By Jack McCall

I will admit it. I am an optimist. As Webster’s Dictionary defines it, I am one of those people who believe that good will prevail. I have come to be this way for many reasons.

First, I came into this world equipped with an easy, cheerful disposition.

My mother told me that when I was a baby, she never knew when I went to sleep at night or when I woke up in the morning. At night she would put me in the baby bed and I would play until I went to sleep, and in the morning when I woke up, I would play and coo until she came to get me out of the bed. You might say a part of my personality is bent toward happiness. Some of that must come in our gene package.

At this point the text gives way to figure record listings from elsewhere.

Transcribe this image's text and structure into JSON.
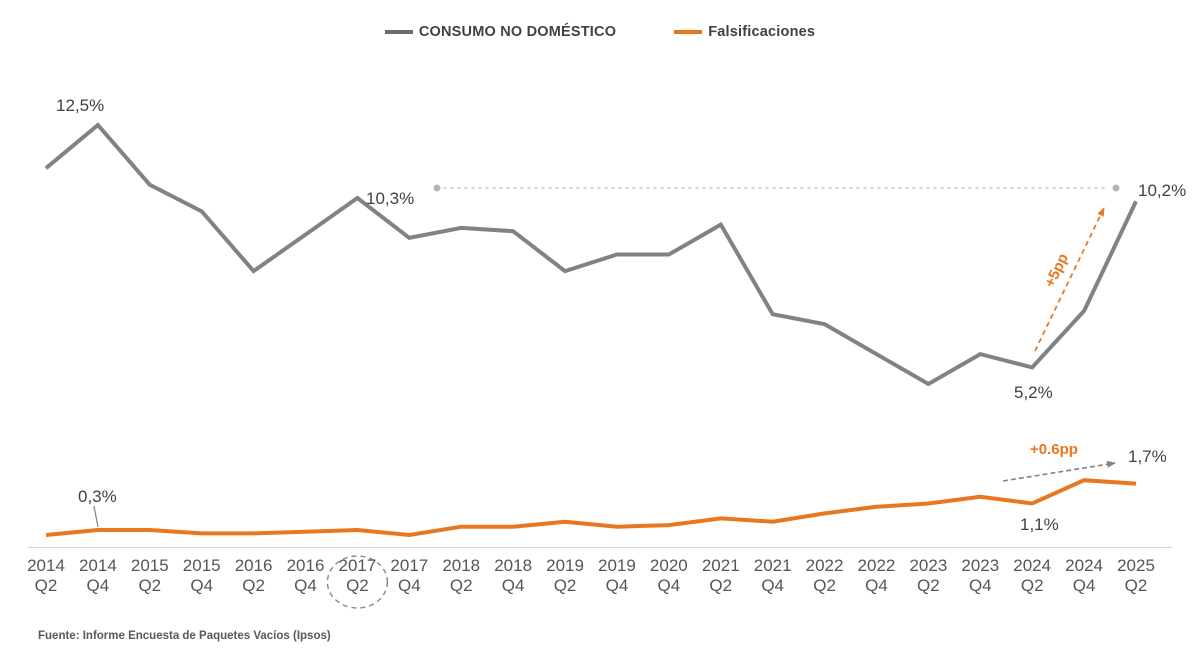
{
  "legend": [
    {
      "label": "CONSUMO NO DOMÉSTICO",
      "color": "#6d6e71"
    },
    {
      "label": "Falsificaciones",
      "color": "#e87722"
    }
  ],
  "source": "Fuente: Informe Encuesta de Paquetes Vacíos (Ipsos)",
  "chart_data": {
    "type": "line",
    "title": "",
    "xlabel": "",
    "ylabel": "",
    "ylim": [
      0,
      13.5
    ],
    "grid": false,
    "y_axis_visible": false,
    "legend_position": "top",
    "categories": [
      "2014 Q2",
      "2014 Q4",
      "2015 Q2",
      "2015 Q4",
      "2016 Q2",
      "2016 Q4",
      "2017 Q2",
      "2017 Q4",
      "2018 Q2",
      "2018 Q4",
      "2019 Q2",
      "2019 Q4",
      "2020 Q4",
      "2021 Q2",
      "2021 Q4",
      "2022 Q2",
      "2022 Q4",
      "2023 Q2",
      "2023 Q4",
      "2024 Q2",
      "2024 Q4",
      "2025 Q2"
    ],
    "circled_category": "2017 Q2",
    "series": [
      {
        "name": "CONSUMO NO DOMÉSTICO",
        "color": "#808285",
        "values": [
          11.2,
          12.5,
          10.7,
          9.9,
          8.1,
          9.2,
          10.3,
          9.1,
          9.4,
          9.3,
          8.1,
          8.6,
          8.6,
          9.5,
          6.8,
          6.5,
          5.6,
          4.7,
          5.6,
          5.2,
          6.9,
          10.2
        ]
      },
      {
        "name": "Falsificaciones",
        "color": "#e87722",
        "values": [
          0.15,
          0.3,
          0.3,
          0.2,
          0.2,
          0.25,
          0.3,
          0.15,
          0.4,
          0.4,
          0.55,
          0.4,
          0.45,
          0.65,
          0.55,
          0.8,
          1.0,
          1.1,
          1.3,
          1.1,
          1.8,
          1.7
        ]
      }
    ],
    "annotations": {
      "consumo_peak": "12,5%",
      "consumo_2017_q2": "10,3%",
      "consumo_2025_q2": "10,2%",
      "consumo_2024_q2": "5,2%",
      "consumo_change": "+5pp",
      "falsificaciones_2014_q4": "0,3%",
      "falsificaciones_2024_q2": "1,1%",
      "falsificaciones_2025_q2": "1,7%",
      "falsificaciones_change": "+0.6pp"
    }
  }
}
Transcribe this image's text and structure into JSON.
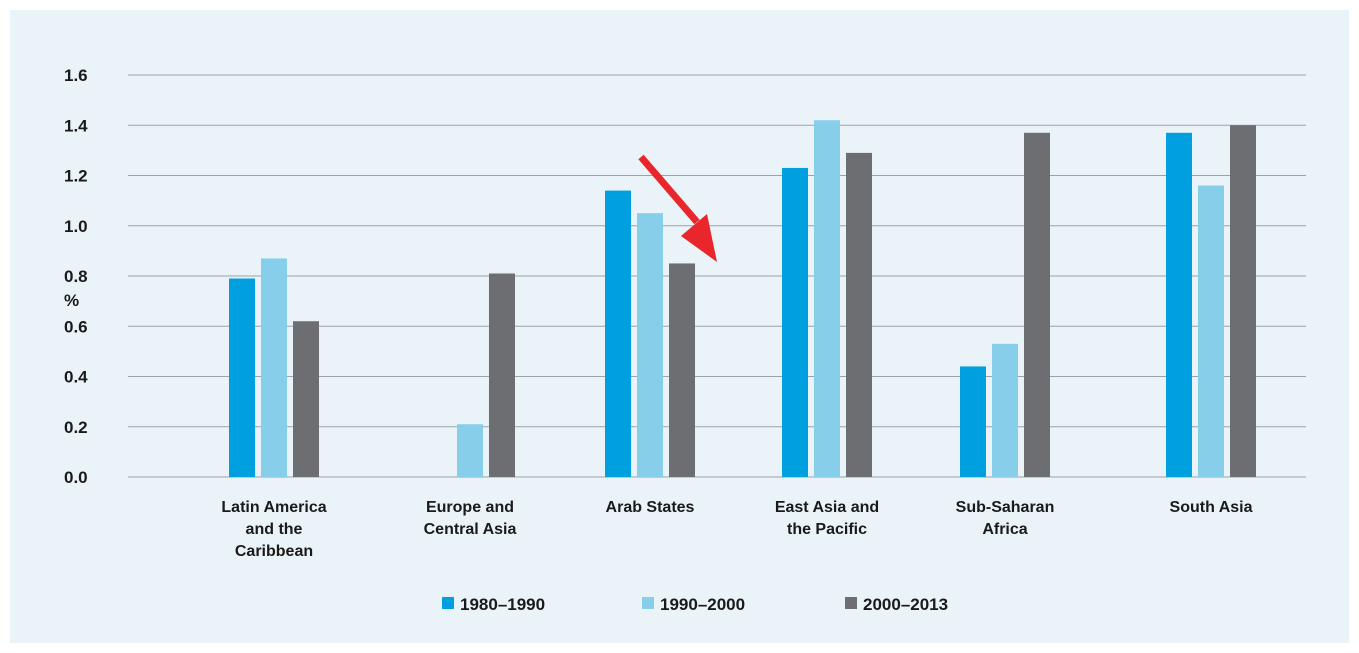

Our granddaughter Elizabeth Jane is turned that way.

Across the Miles
Jack McCall

Second, I grew up in a home permeated with optimism and hope. My father was a pleasant man to be around and my mother was often heard to say, “Every situation will usually work itself out if you will just let it.” One of the themes of our household can be found in the words of King David of old, “I have been young, and now am old; yet have I not seen the righteous forsaken, nor his seed begging bread.”

Third, in the home where I grew up, I came to have faith in God. My brothers, my sister and I were taught it and our parents lived it.

When I was a small boy, a man came to our house one day selling various religious-based articles. Among them were Bibles and Bible story books. He also offered a variety of quotes and sayings and Scripture verses printed on beautiful backgrounds suitable for framing. My mother seemed most interested in those, especially one in particular. Its background was a stunningly deep royal blue and on it, etched in fine gold glitter, were the words, “Have Faith in God.”

She purchased it, framed it, and hung it on the living room wall just to the right of the front door. Over many years it quietly delivered its message as we would come and go. So revered was its place in our house that my mother had an exact replica of it inscribed on our father’s gravestone. Without faith in God there is no real cause for optimism.

Besides all that, I am an optimist because of what I have observed and experienced throughout my life.

Of course, there is so much going on in our world today that does not lend itself to optimism. I have observed over the years with resigned amusement as U.S. ambassadors have trekked back and forth to and from the Middle East seeking to maintain some sort of peace. No lasting peace will ever be achieved there, at least not a negotiated peace. The Arabs hate the Israelis. They always have and they always will. We will be embroiled in some kind of conflict in that part of the world until the end.

These days there is much talk about the health of our national economy. The homepage of my computer displays the headlines of the Wall Street Journal. Everyday the stock market showcases its hypersensitivity. The slightest bit of new information can send it soaring or spiraling downward. Almost all the “experts” see a correction coming. And then there is our federal government, which seems intent on remaining embroiled in an ugly political tug-of-war that weighs on us all.

At the time of this writing another mass shooting is being reported – in a church no less. One is prone to ask, “What is our world coming to?”

Yet in the face of so much uncertainty, there is still much room for optimism.

And I find hope in the words of an old hymn that goes like this, “Many things about tomorrow I don’t seem to understand. But I know who holds tomorrow, and I know who holds my hand.”